# New to dioramas



## spawndude (Nov 28, 2007)

I'm a long time model builder (45 years) but new to building dioramas.

I've been bitten by the "bug" and have an interest in building dioramas incorporating/modifying existing models (monsters, sci-fi, real space).

I've done a Google search on the topic but get a ton of hits. Some are interesting, some worthless. Any recommendations on books or web sites?

The research I've done leads me to believe model railroaders are big into dioramas. (most web stores have diorama stuff under the "Trains" category.)

A company named "Woodland Scenics" makes "LOTS" of diorama related material.
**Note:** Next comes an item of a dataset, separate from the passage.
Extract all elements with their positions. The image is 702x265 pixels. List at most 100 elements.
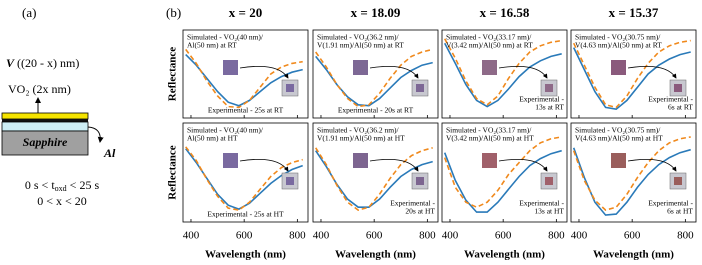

Hobby Lobby carries Woodland Scenics but its pretty expensive. Any suggestions on a Internet hobby shop that carries this material?


----------



## Thorrr (Apr 13, 2009)

For Dioramas, you will learn the most from the millitary diorama makers, check out armorama, they are _generally_ much more particular about realism than railroaders.
What you will find is that you will have to think "outside the kit", look at EVERYHING around you and think of what that could be used for at the scale you are building....... pull and old disposable pen apart, and you will probably find that every part of it could be turned into SOMETHING in your diorama.

Thorrr


----------



## Diomakr (Mar 4, 2009)

i get most stuff (what i don't build or make myself) from Discount trains online/ mb klein model train stuff/ internet model trains walthers model railroad has a great site for finding stuff- but other sites are usually cheaper

hope this helps


----------